Perhaps recognizing this, the amended bill includes a caveat that children may still view publicly available social media content that is not behind a login, or through someone else’s account (for example, a parent’s account). But this does not help the bill. Because the caveat is essentially a giant loophole that will allow children to evade the bill’s prohibition, it raises legitimate questions about whether the sponsors are serious about trying to address the purported harms they believe exist anytime minors access social media. As the Supreme Court wrote in striking down a California law aimed at restricting minors’ access to violent video games, a law that is so “wildly underinclusive … raises serious doubts about whether the government is in fact pursuing the interest it invokes….” If enacted, the bill will suffer a similar fate to the California law—a court striking it down for violating the First Amendment. 

Another problem: The amended bill employs a new standard for determining whether platforms know the age of users: “[a] social media platform shall not permit an individual to create or maintain an account if it has actual knowledge or knowledge fairly implied on the basis of objective circumstances that the individual is a child [under 13].” As explained below, this may still force online platforms to engage in some form of age verification for all their users. 

While this standard comes from FTC regulatory authority, the amended bill attempts to define it for the social media context. The amended bill directs courts, when determining whether a social media company had “knowledge fairly implied on the basis of objective circumstances” that a user was a minor, to consider “competent and reliable empirical evidence, taking into account the totality of the circumstances, including whether the operator, using available technology, exercised reasonable care.” But, according to the amended bill, “reasonable care” is not meant to mandate “age gating or age verification,” the collection of “any personal data with respect to the age of users that the operator is not already collecting in the normal course of business,” the viewing of “users’ private messages” or the breaking of encryption. 

While these exclusions provide superficial comfort, the reality is that companies will take the path of least resistance and will be incentivized to implement age gating and/or age verification, which we’ve raised concerns about many times over. This bait-and-switch tactic is not new in bills that aim to protect young people online. Legislators, aware that age verification requirements will likely be struck down, are explicit that the bills do not require age verification. Then, they write a requirement that would lead most companies to implement age verification or else face liability.  

If enacted, the bill will suffer a similar fate to the California law—a court striking it down for violating the First Amendment. 

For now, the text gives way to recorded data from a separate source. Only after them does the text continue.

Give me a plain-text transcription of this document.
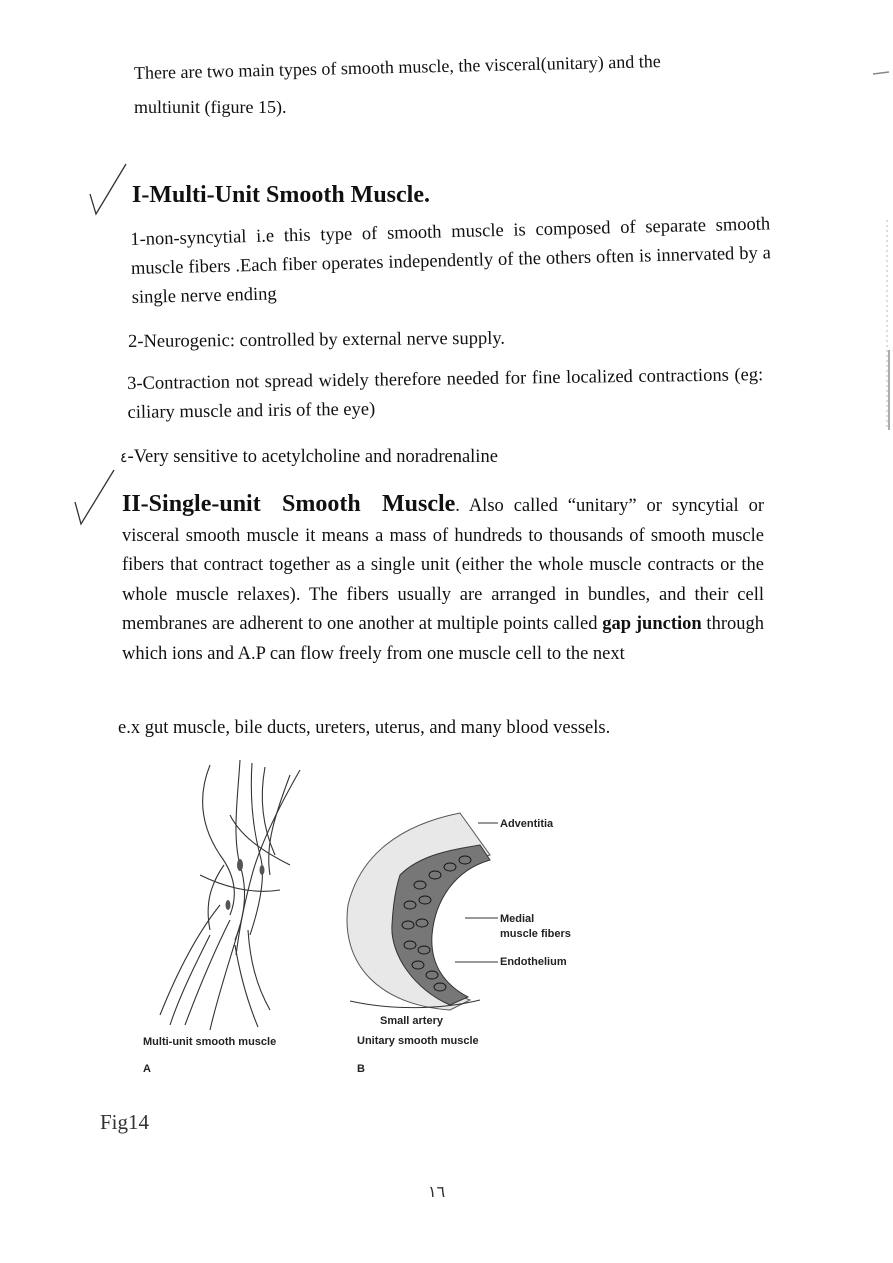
There are two main types of smooth muscle, the visceral(unitary) and the
multiunit (figure 15).
I-Multi-Unit Smooth Muscle.

1-non-syncytial i.e this type of smooth muscle is composed of separate smooth muscle fibers .Each fiber operates independently of the others often is innervated by a single nerve ending

2-Neurogenic: controlled by external nerve supply.

3-Contraction not spread widely therefore needed for fine localized contractions (eg: ciliary muscle and iris of the eye)

٤-Very sensitive to acetylcholine and noradrenaline

II-Single-unit Smooth Muscle. Also called “unitary” or syncytial or visceral smooth muscle it means a mass of hundreds to thousands of smooth muscle fibers that contract together as a single unit (either the whole muscle contracts or the whole muscle relaxes). The fibers usually are arranged in bundles, and their cell membranes are adherent to one another at multiple points called gap junction through which ions and A.P can flow freely from one muscle cell to the next

e.x gut muscle, bile ducts, ureters, uterus, and many blood vessels.

Adventitia
Medial
muscle fibers
Endothelium
Small artery
Multi-unit smooth muscle	Unitary smooth muscle
A	B
Fig14
١٦
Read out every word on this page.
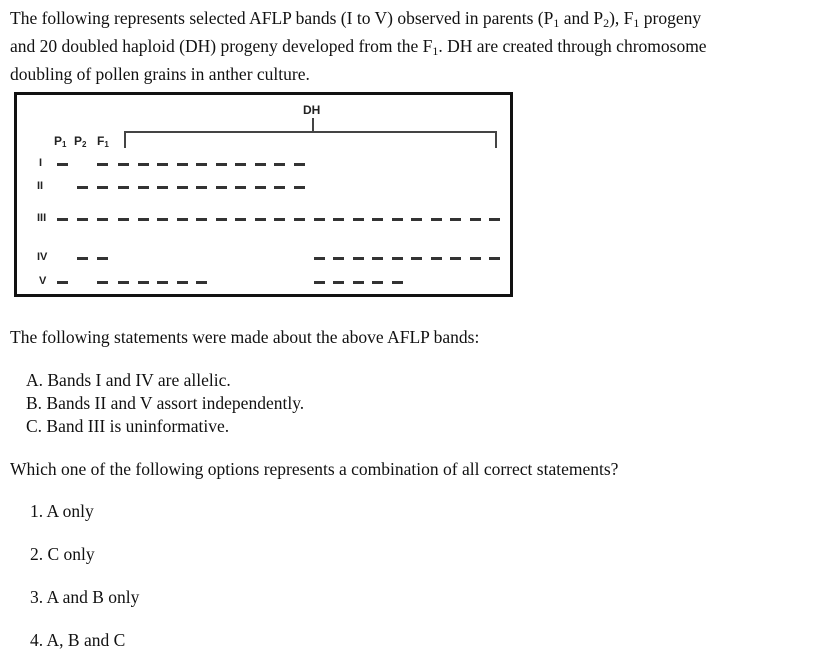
The following represents selected AFLP bands (I to V) observed in parents ($P_1$ and $P_2$), $F_1$ progeny
and 20 doubled haploid (DH) progeny developed from the $F_1$. DH are created through chromosome
doubling of pollen grains in anther culture.

DH
$P_1$ $P_2$ $F_1$
I
II
III
IV
V

The following statements were made about the above AFLP bands:

A. Bands I and IV are allelic.

B. Bands II and V assort independently.

C. Band III is uninformative.

Which one of the following options represents a combination of all correct statements?

1. A only

2. C only

3. A and B only

4. A, B and C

In practice, it’s not clear how a court is expected to determine whether a company had “knowledge fairly implied on the basis of objective circumstances” that a user was a minor in the event of an enforcement action. In this case, while the lack of age gating/age verification mechanisms may not be proof that a company failed to exercise reasonable care in letting a child under 13 use the site,; the use of age gating/age verification tools to deny children under 13 the ability to use a social media site will surely be an acceptable way to avoid liability. Moreover, without more guidance, this standard of “reasonable care” is quite vague, which poses additional First Amendment and due process problems. 

Finally, although the bill no longer creates a digital ID pilot program for age verification, it still tries to push the issue forward. The amended bill orders a study and report looking at “current available technology and technologically feasible methods and options for developing and deploying systems to provide secure digital identification credentials; and systems to verify age at the device and operating system level.” But any consideration of digital identification for age verification is dangerous, given the risk of sliding down the slippery slope toward a national ID that is used for many more things than age verification and that threatens individual privacy and civil liberties.